On Monday evening, I attended a meeting of the Earth Institute Management Advisory Board. Following an overview of the latest EI developments by Executive Director Steve Cohen, Board chair Bill Eimicke, Steve, and I summarized recent discussions about potential research partnerships between Lamont and the SUNY College of Environmental Science and Forestry in Syracuse. I was then asked to describe Lamont’s Strategic Plan, and Casey Supple and I summarized plans for the 2015 Vetlesen Prize award ceremony later this month. One of Steve’s goals in asking me to participate in these meetings is to continue to educate the Board about what goes on at Lamont and the many interconnections between the Observatory and other EI units.
Also on Tuesday, the Earth Institute faculty held a “retreat” at Arnold & Porter LLP, the law firm of incoming EI faculty chair Michael Gerrard. Lamont Campus participants who joined me at the meeting included Robin Bell, Peter deMenocal, Peter Kelemen, Art Lerner-Lam, Stephanie Phirman, Peter Schlosser, and Richard Seager, and Bob Chen from CIESIN. The daylong session was framed around three discussion themes: (1) Earth Institute grand challenges (led by Scott Barrett and Peter deMenocal), (2) Planning for the grand challenges and the future of EI (led by Mike Gerrard and Pat Kinney), and (3) Mechanisms for implementation (led by Peter Schlosser and Elke Weber).

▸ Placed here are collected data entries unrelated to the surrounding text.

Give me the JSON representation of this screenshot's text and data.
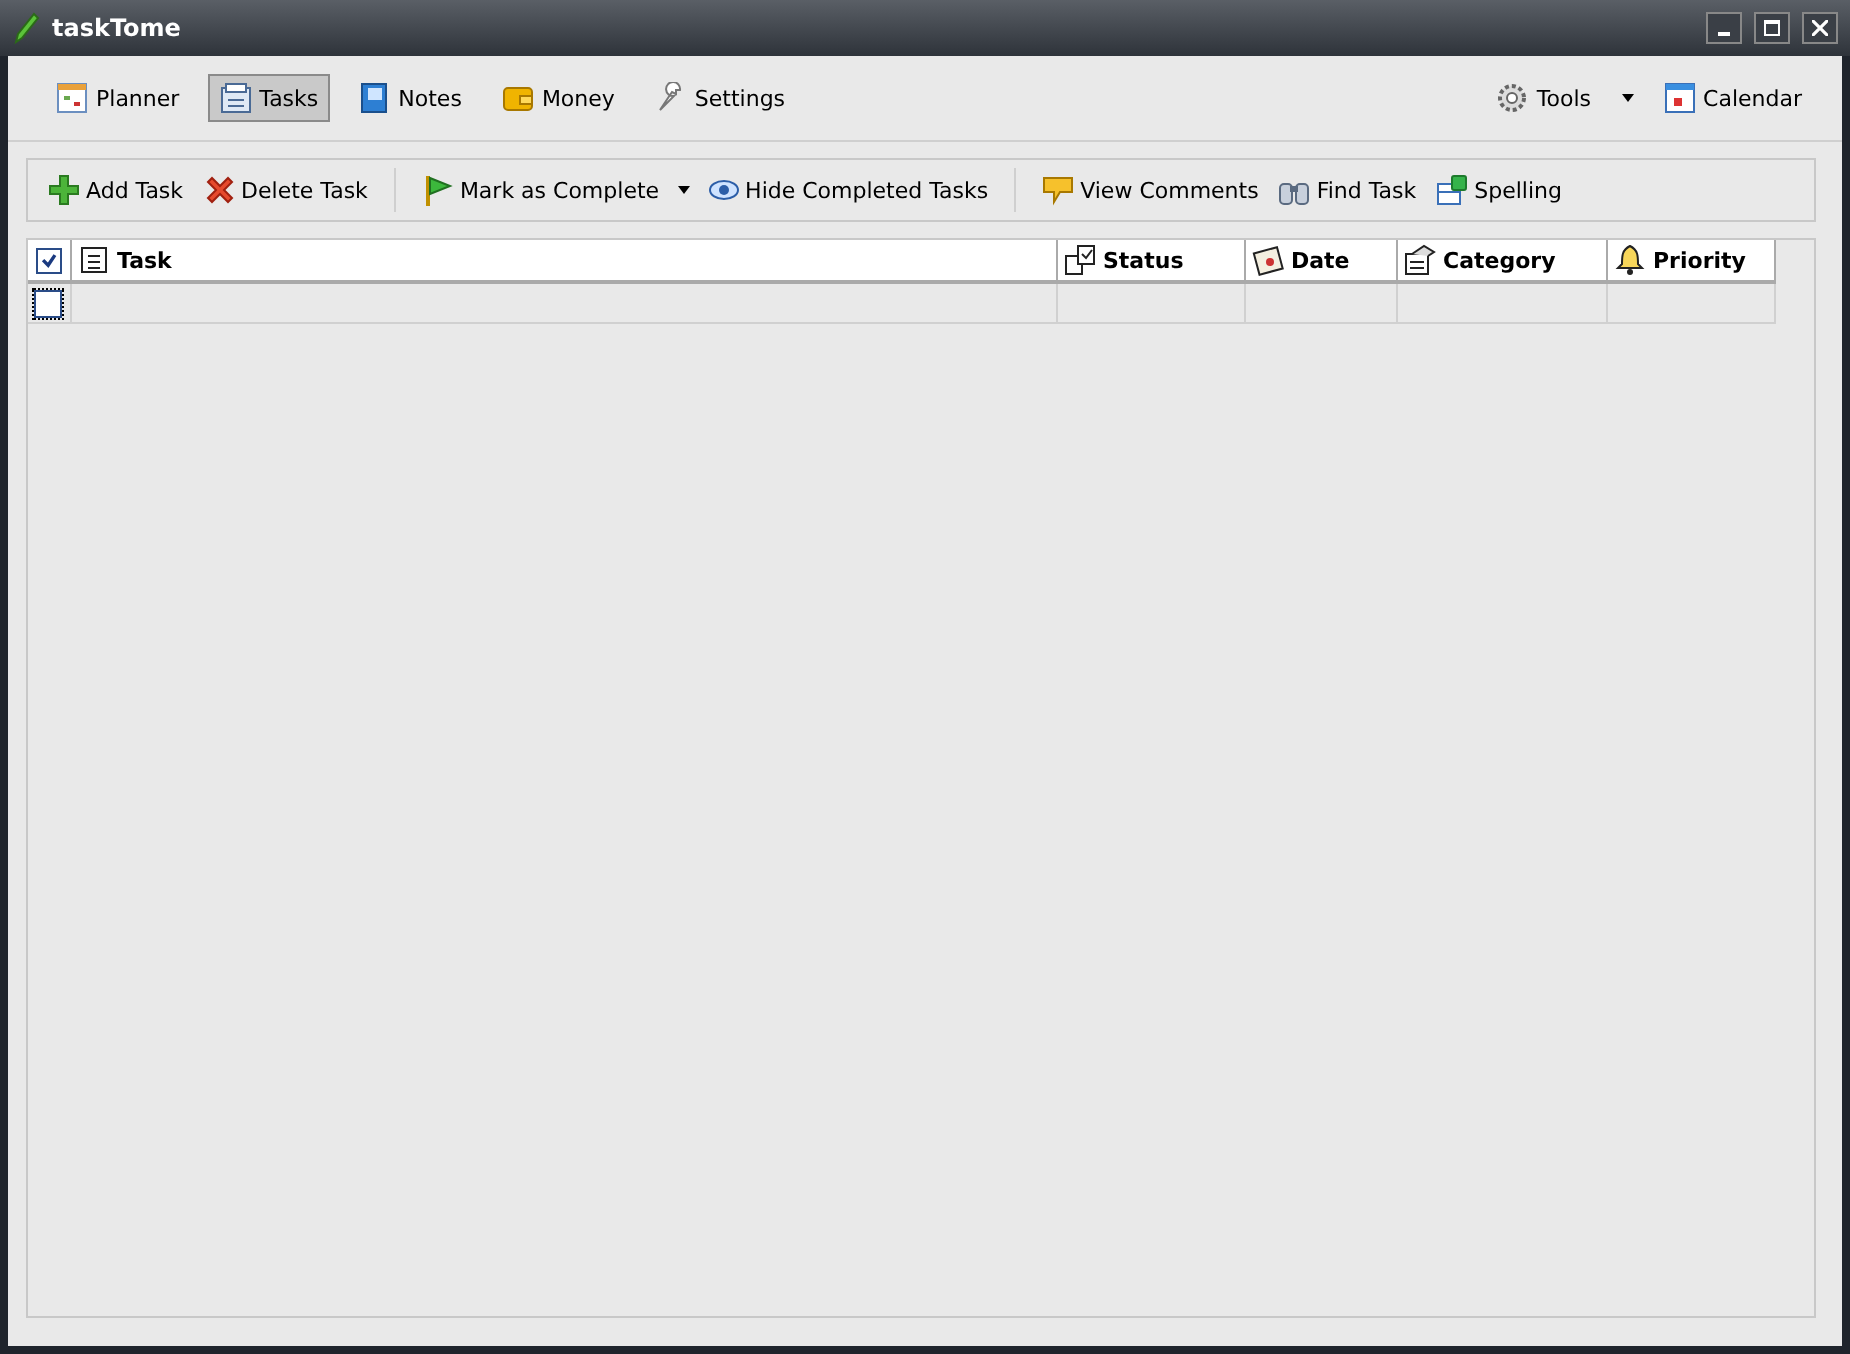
{
  "window": {
    "title": "taskTome"
  },
  "nav": [
    {
      "label": "Planner",
      "selected": false
    },
    {
      "label": "Tasks",
      "selected": true
    },
    {
      "label": "Notes",
      "selected": false
    },
    {
      "label": "Money",
      "selected": false
    },
    {
      "label": "Settings",
      "selected": false
    }
  ],
  "nav_right": [
    {
      "label": "Tools"
    },
    {
      "label": "Calendar"
    }
  ],
  "toolbar": [
    {
      "kind": "button",
      "label": "Add Task"
    },
    {
      "kind": "button",
      "label": "Delete Task"
    },
    {
      "kind": "separator"
    },
    {
      "kind": "split",
      "label": "Mark as Complete"
    },
    {
      "kind": "button",
      "label": "Hide Completed Tasks"
    },
    {
      "kind": "separator"
    },
    {
      "kind": "button",
      "label": "View Comments"
    },
    {
      "kind": "button",
      "label": "Find Task"
    },
    {
      "kind": "button",
      "label": "Spelling"
    }
  ],
  "table": {
    "header_checked": true,
    "columns": [
      {
        "label": "Task"
      },
      {
        "label": "Status"
      },
      {
        "label": "Date"
      },
      {
        "label": "Category"
      },
      {
        "label": "Priority"
      }
    ],
    "rows": [
      {
        "checked": false,
        "cells": [
          "",
          "",
          "",
          "",
          ""
        ]
      }
    ]
  }
}
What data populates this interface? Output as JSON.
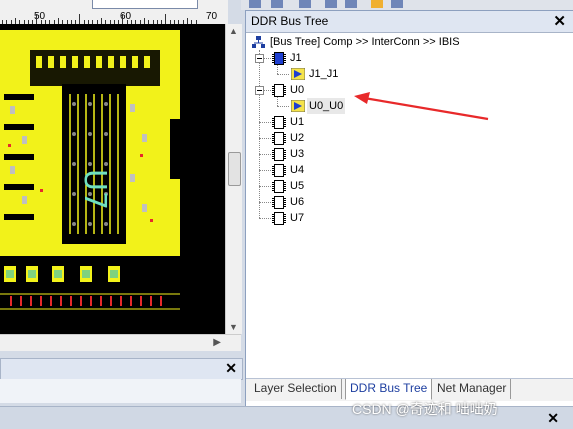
{
  "ruler": {
    "labels": [
      "50",
      "60",
      "70"
    ]
  },
  "panel": {
    "title": "DDR Bus Tree",
    "close_icon": "close-icon",
    "tree": {
      "root_label": "[Bus Tree] Comp >> InterConn >> IBIS",
      "nodes": [
        {
          "label": "J1",
          "expanded": true,
          "icon": "chip-blue-icon",
          "children": [
            {
              "label": "J1_J1",
              "icon": "pin-model-icon"
            }
          ]
        },
        {
          "label": "U0",
          "expanded": true,
          "icon": "chip-icon",
          "children": [
            {
              "label": "U0_U0",
              "icon": "pin-model-icon",
              "selected": true
            }
          ]
        },
        {
          "label": "U1",
          "icon": "chip-icon"
        },
        {
          "label": "U2",
          "icon": "chip-icon"
        },
        {
          "label": "U3",
          "icon": "chip-icon"
        },
        {
          "label": "U4",
          "icon": "chip-icon"
        },
        {
          "label": "U5",
          "icon": "chip-icon"
        },
        {
          "label": "U6",
          "icon": "chip-icon"
        },
        {
          "label": "U7",
          "icon": "chip-icon"
        }
      ]
    },
    "tabs": [
      "Layer Selection",
      "DDR Bus Tree",
      "Net Manager"
    ],
    "active_tab": "DDR Bus Tree"
  },
  "pcb": {
    "silkscreen_text": "U7"
  },
  "watermark": "CSDN @奇迹和  咄咄奶",
  "colors": {
    "board": "#f2f21a",
    "background": "#000000",
    "silk": "#6fe0c0",
    "annotation": "#e8292a",
    "accent": "#1e3fa0"
  }
}
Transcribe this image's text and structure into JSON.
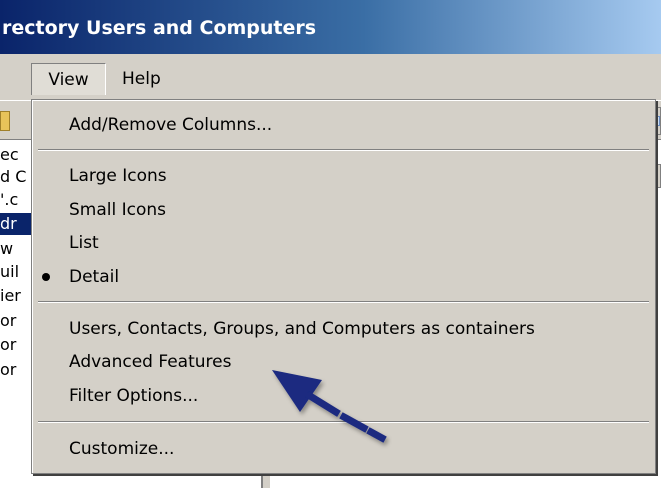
{
  "window": {
    "title": "rectory Users and Computers"
  },
  "menubar": {
    "items": [
      {
        "label": "View"
      },
      {
        "label": "Help"
      }
    ]
  },
  "tree": {
    "lines": [
      "ec",
      "d C",
      "'.c",
      "dr",
      "w",
      "uil",
      "ier",
      "or",
      "or",
      "or"
    ]
  },
  "view_menu": {
    "items": [
      {
        "label": "Add/Remove Columns..."
      },
      {
        "label": "Large Icons"
      },
      {
        "label": "Small Icons"
      },
      {
        "label": "List"
      },
      {
        "label": "Detail",
        "checked": true
      },
      {
        "label": "Users, Contacts, Groups, and Computers as containers"
      },
      {
        "label": "Advanced Features"
      },
      {
        "label": "Filter Options..."
      },
      {
        "label": "Customize..."
      }
    ]
  },
  "annotation": {
    "arrow_color": "#1a2a80"
  }
}
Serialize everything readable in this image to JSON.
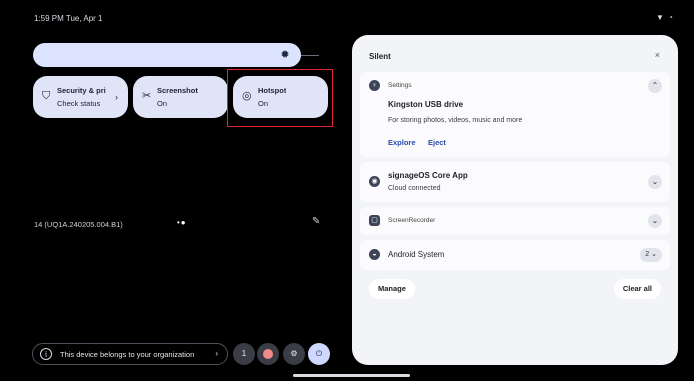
{
  "status_bar": {
    "time": "1:59 PM  Tue, Apr 1",
    "icons": "wifi-icon, hotspot-icon"
  },
  "quick_settings": {
    "tiles": [
      {
        "title": "Security & pri",
        "subtitle": "Check status",
        "icon": "shield-icon",
        "has_chevron": true
      },
      {
        "title": "Screenshot",
        "subtitle": "On",
        "icon": "scissors-icon"
      },
      {
        "title": "Hotspot",
        "subtitle": "On",
        "icon": "hotspot-icon"
      }
    ],
    "build": "14 (UQ1A.240205.004.B1)"
  },
  "bottom_bar": {
    "org_text": "This device belongs to your organization",
    "user_count": "1"
  },
  "notifications": {
    "header": "Silent",
    "close_label": "×",
    "items": [
      {
        "app": "Settings",
        "title": "Kingston USB drive",
        "text": "For storing photos, videos, music and more",
        "actions": [
          "Explore",
          "Eject"
        ]
      },
      {
        "title": "signageOS Core App",
        "text": "Cloud connected"
      },
      {
        "app": "ScreenRecorder"
      },
      {
        "title": "Android System",
        "count": "2"
      }
    ],
    "manage_label": "Manage",
    "clear_label": "Clear all"
  },
  "colors": {
    "accent": "#dfe4f7",
    "highlight": "#e0262b",
    "panel": "#f3f4f8"
  }
}
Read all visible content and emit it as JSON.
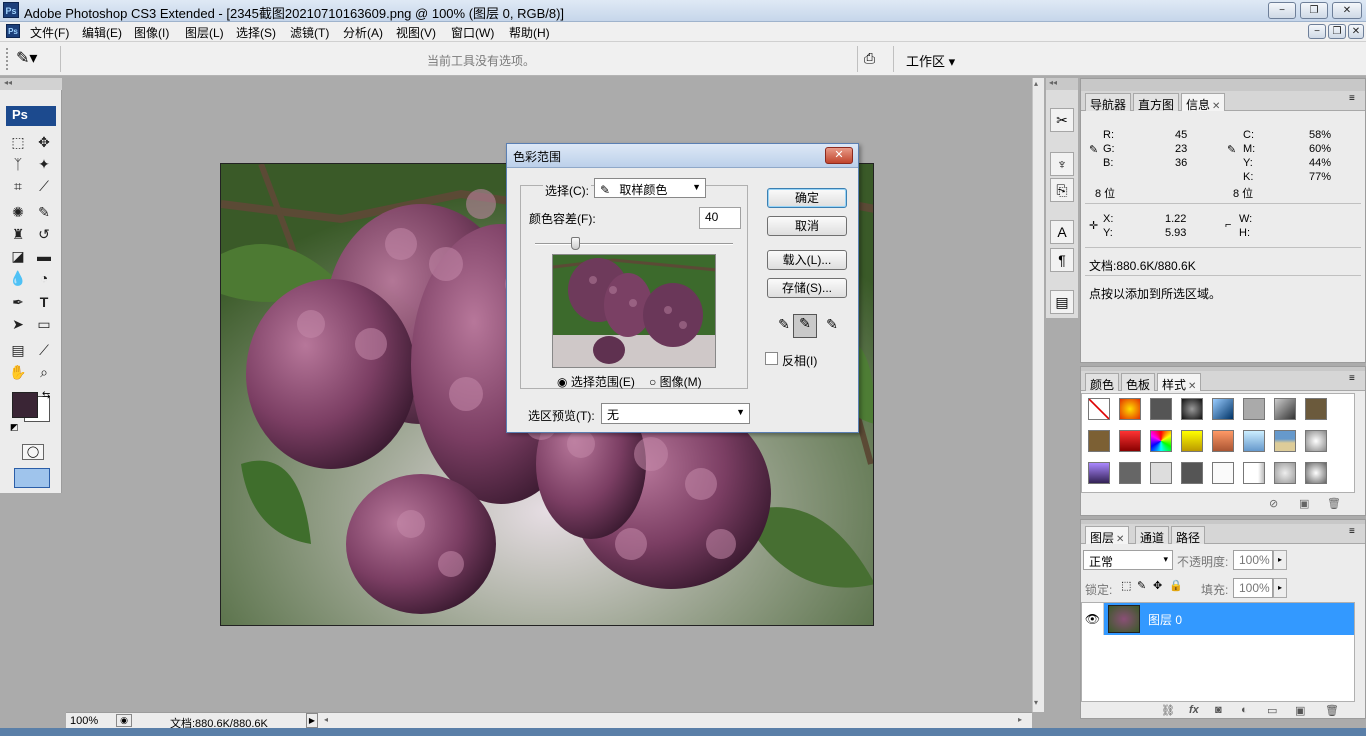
{
  "window": {
    "app_icon": "Ps",
    "title": "Adobe Photoshop CS3 Extended - [2345截图20210710163609.png @ 100% (图层 0, RGB/8)]",
    "controls": [
      "−",
      "❐",
      "✕"
    ]
  },
  "menu": {
    "items": [
      "文件(F)",
      "编辑(E)",
      "图像(I)",
      "图层(L)",
      "选择(S)",
      "滤镜(T)",
      "分析(A)",
      "视图(V)",
      "窗口(W)",
      "帮助(H)"
    ]
  },
  "options_bar": {
    "hint": "当前工具没有选项。",
    "workspace_label": "工作区"
  },
  "status_bar": {
    "zoom": "100%",
    "doc_info": "文档:880.6K/880.6K"
  },
  "dialog": {
    "title": "色彩范围",
    "select_label": "选择(C):",
    "select_value": "取样颜色",
    "fuzziness_label": "颜色容差(F):",
    "fuzziness_value": "40",
    "fuzziness_fraction": 0.2,
    "radio_selection": "选择范围(E)",
    "radio_image": "图像(M)",
    "preview_label": "选区预览(T):",
    "preview_value": "无",
    "ok": "确定",
    "cancel": "取消",
    "load": "载入(L)...",
    "save": "存储(S)...",
    "invert": "反相(I)"
  },
  "info_panel": {
    "tabs": [
      "导航器",
      "直方图",
      "信息"
    ],
    "rgb": [
      {
        "label": "R:",
        "value": "45"
      },
      {
        "label": "G:",
        "value": "23"
      },
      {
        "label": "B:",
        "value": "36"
      }
    ],
    "cmyk": [
      {
        "label": "C:",
        "value": "58%"
      },
      {
        "label": "M:",
        "value": "60%"
      },
      {
        "label": "Y:",
        "value": "44%"
      },
      {
        "label": "K:",
        "value": "77%"
      }
    ],
    "bit_left": "8 位",
    "bit_right": "8 位",
    "xy": [
      {
        "label": "X:",
        "value": "1.22"
      },
      {
        "label": "Y:",
        "value": "5.93"
      }
    ],
    "wh": [
      {
        "label": "W:",
        "value": ""
      },
      {
        "label": "H:",
        "value": ""
      }
    ],
    "doc": "文档:880.6K/880.6K",
    "tip": "点按以添加到所选区域。"
  },
  "styles_panel": {
    "tabs": [
      "颜色",
      "色板",
      "样式"
    ]
  },
  "layers_panel": {
    "tabs": [
      "图层",
      "通道",
      "路径"
    ],
    "blend_mode": "正常",
    "opacity_label": "不透明度:",
    "opacity_value": "100%",
    "lock_label": "锁定:",
    "fill_label": "填充:",
    "fill_value": "100%",
    "layer_name": "图层 0"
  },
  "colors": {
    "foreground": "#3a2535",
    "background": "#ffffff",
    "layer_highlight": "#3399ff"
  }
}
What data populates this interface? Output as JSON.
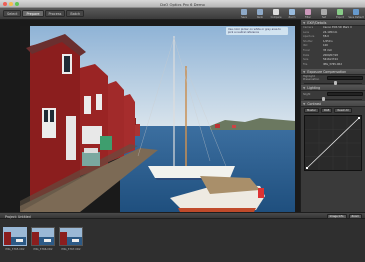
{
  "window": {
    "title": "DxO Optics Pro 6 Demo"
  },
  "tabs": [
    "Select",
    "Prepare",
    "Process",
    "Batch"
  ],
  "active_tab": 1,
  "toolbar_icons": [
    {
      "label": "Save",
      "icon": "save-icon"
    },
    {
      "label": "Redo",
      "icon": "redo-icon"
    },
    {
      "label": "Compare",
      "icon": "compare-icon"
    },
    {
      "label": "Zoom",
      "icon": "zoom-icon"
    },
    {
      "label": "Filter",
      "icon": "filter-icon"
    },
    {
      "label": "Set",
      "icon": "settings-icon"
    },
    {
      "label": "Export",
      "icon": "export-icon"
    },
    {
      "label": "Save Default",
      "icon": "save-default-icon"
    }
  ],
  "tooltip": "Use color picker on white or grey area to pick a neutral reference",
  "sidebar": {
    "metadata_title": "EXIF/Details",
    "metadata": [
      {
        "k": "Camera",
        "v": "Canon EOS 5D Mark II"
      },
      {
        "k": "Lens",
        "v": "24-105mm"
      },
      {
        "k": "Aperture",
        "v": "f/8.0"
      },
      {
        "k": "Shutter",
        "v": "1/250 s"
      },
      {
        "k": "ISO",
        "v": "100"
      },
      {
        "k": "Focal",
        "v": "35 mm"
      },
      {
        "k": "Date",
        "v": "2009/07/18"
      },
      {
        "k": "Size",
        "v": "5616x3744"
      },
      {
        "k": "File",
        "v": "IMG_3765.CR2"
      }
    ],
    "exposure_title": "Exposure Compensation",
    "exposure_field": "Highlight Preservation",
    "lighting_title": "Lighting",
    "lighting_field": "Slight",
    "contrast_title": "Contrast",
    "curve_btns": [
      "Master",
      "RGB",
      "Reset All"
    ]
  },
  "bottombar": {
    "label": "Project: Untitled",
    "buttons": [
      "Image Info",
      "Zoom"
    ]
  },
  "filmstrip": [
    {
      "name": "IMG_3765.CR2",
      "selected": true
    },
    {
      "name": "IMG_3766.CR2",
      "selected": false
    },
    {
      "name": "IMG_3767.CR2",
      "selected": false
    }
  ]
}
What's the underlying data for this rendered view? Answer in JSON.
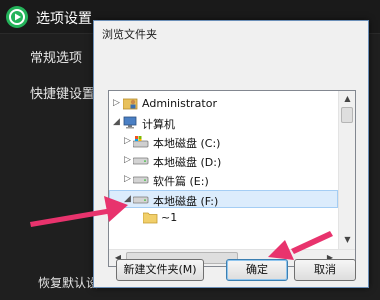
{
  "background_window": {
    "title": "选项设置",
    "menu": [
      "常规选项",
      "快捷键设置"
    ],
    "restore_button_label": "恢复默认设置"
  },
  "dialog": {
    "title": "浏览文件夹",
    "tree": [
      {
        "label": "Administrator",
        "icon": "user-folder-icon",
        "expander": "collapsed",
        "level": 0
      },
      {
        "label": "计算机",
        "icon": "computer-icon",
        "expander": "expanded",
        "level": 0
      },
      {
        "label": "本地磁盘 (C:)",
        "icon": "system-drive-icon",
        "expander": "collapsed",
        "level": 1
      },
      {
        "label": "本地磁盘 (D:)",
        "icon": "hard-drive-icon",
        "expander": "collapsed",
        "level": 1
      },
      {
        "label": "软件篇 (E:)",
        "icon": "hard-drive-icon",
        "expander": "collapsed",
        "level": 1
      },
      {
        "label": "本地磁盘 (F:)",
        "icon": "hard-drive-icon",
        "expander": "expanded",
        "level": 1,
        "selected": true
      },
      {
        "label": "~1",
        "icon": "folder-icon",
        "expander": "none",
        "level": 2
      }
    ],
    "buttons": {
      "new_folder": "新建文件夹(M)",
      "ok": "确定",
      "cancel": "取消"
    }
  },
  "colors": {
    "annotation_arrow": "#e8336d",
    "app_logo": "#24b35a",
    "selection": "#dcecfc"
  }
}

In today’s issue of Science is a lengthy news story by Eric Hand on plans by Robin Bell and her group, with support from the Moore Foundation and NSF, to produce high-resolution maps of the gravity field over the Ross Ice Shelf off Antarctica. The gravity field is sensitive to the bathymetry of the seafloor beneath the shelf, and in turn the bathymetry provides information on the circulation of warm ocean water and its affect on the overlying ice sheet.
On Monday evening next week, Art Lerner-Lam will be a discussion leader in an event on “Climate and risk – Business and legal perspectives” sponsored by Columbia University’s Office of Alumni and Development as part of their Deciding Factors: Climate Change series. The event, to be held in the Jerome Greene Performance Space in Manhattan, also features Mike Gerrard; Elke Weber, Director of the Center for Research on Environmental Decisions; and Jonathan Weiner, the Maxwell M. Geffen Professor of Medical and Scientific Journalism.
In the meantime, may you all enjoy the late-spring weekend.